A rising story at the Pacific Island Ethnic Art Museum, exploring the industrialization of time that has characterized work and rest as opposing forces. Industry values rest as a tool to improve productivity and efficiency, giving rise to a self-care industry that commercializes rest as an individual practice. Our ancestors were children of the ocean and islands, how did they understand what it is to work and rest in community?
Rest in the intergenerational conversations between Pacific Indigenous ancestor pieces, lands, ocean, and artists living in the diaspora.

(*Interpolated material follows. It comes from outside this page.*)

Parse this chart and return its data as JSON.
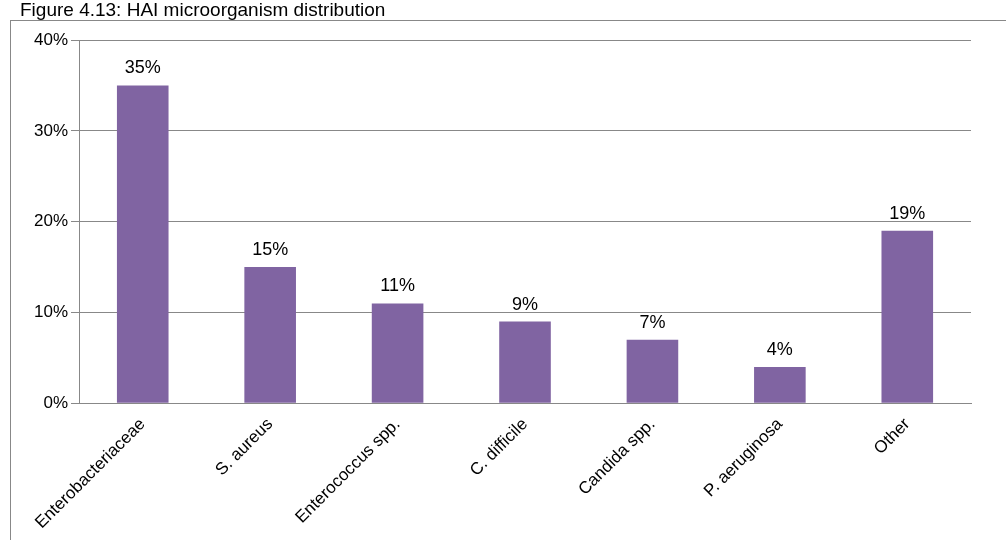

Expect shifts, moving within the space as we enter moon phases, growing to fullness toward a Living Handbook.
This is a story that follows the moon, shifting and changing in phases over several months as it grows to fullness. As the exhibit rises, visitors and community members contribute to the Living Handbook through on-site interactions and Community Offerings.
After the PIEAM phase of Te ‘Iti Nei Te Marama concluded, community responses were gathered into an ebook to guide ongoing reflection processes to support our collective and individual wellbeing.

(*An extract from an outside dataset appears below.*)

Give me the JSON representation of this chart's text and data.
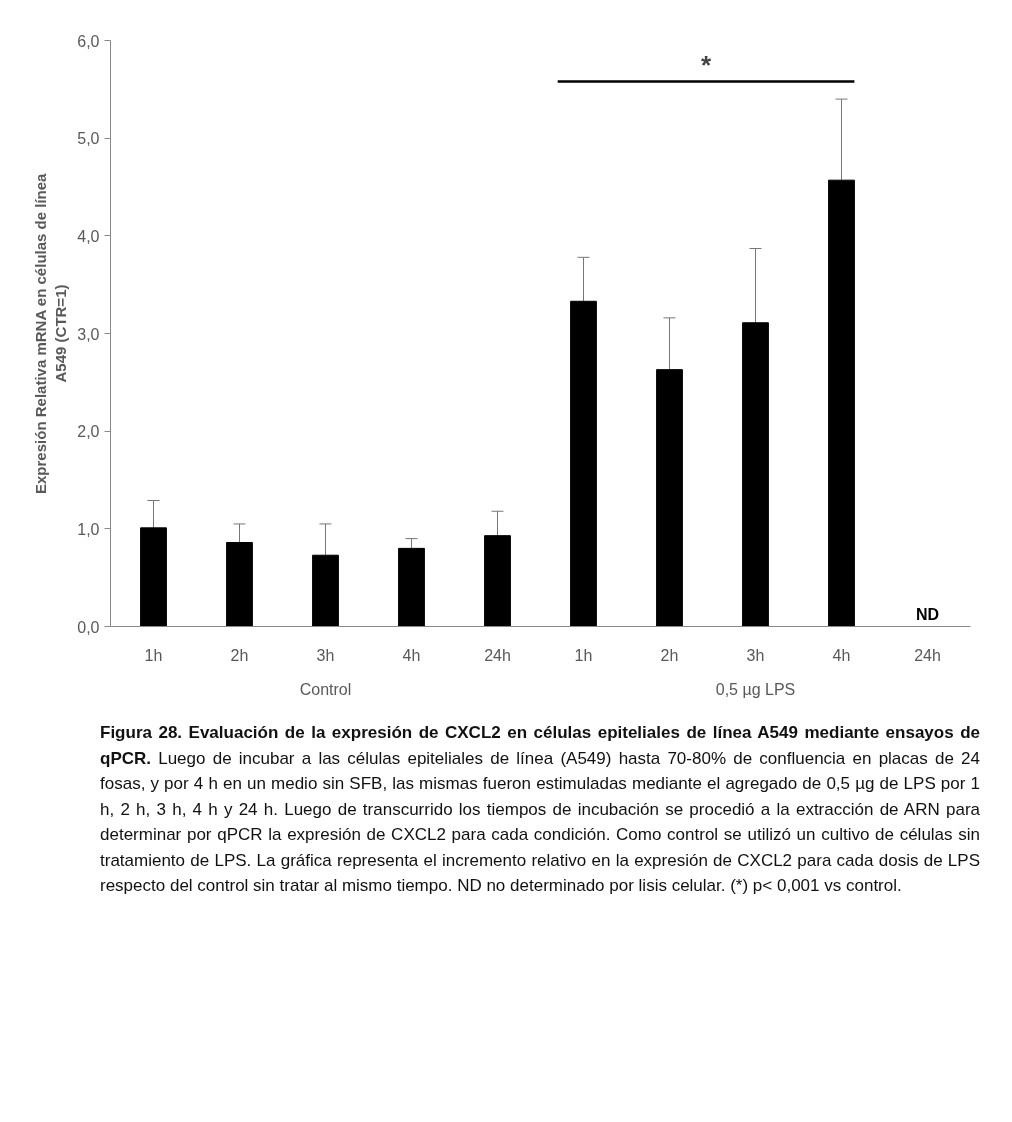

Part of my contribution to the exhibit and handbook are a series of ancestor piece* portraits made in the light of the full moon. These portraits were informed by time spent with the waters of Mi’kma’ki; some of the photos feature in the handbook linked above.
The photographs are long exposures, playing with time and the way being lit by the moon paints a familiar world in an unfamiliar way. It looks like daylight, but also not quite. An invitation to pause, observe, and reconsider what we think the world must be like.
*What we call “ancestor piece” you might think of as an “artifact.” We use this term to honor the role and relationality of “things” in our Indigenous Pacific cultures.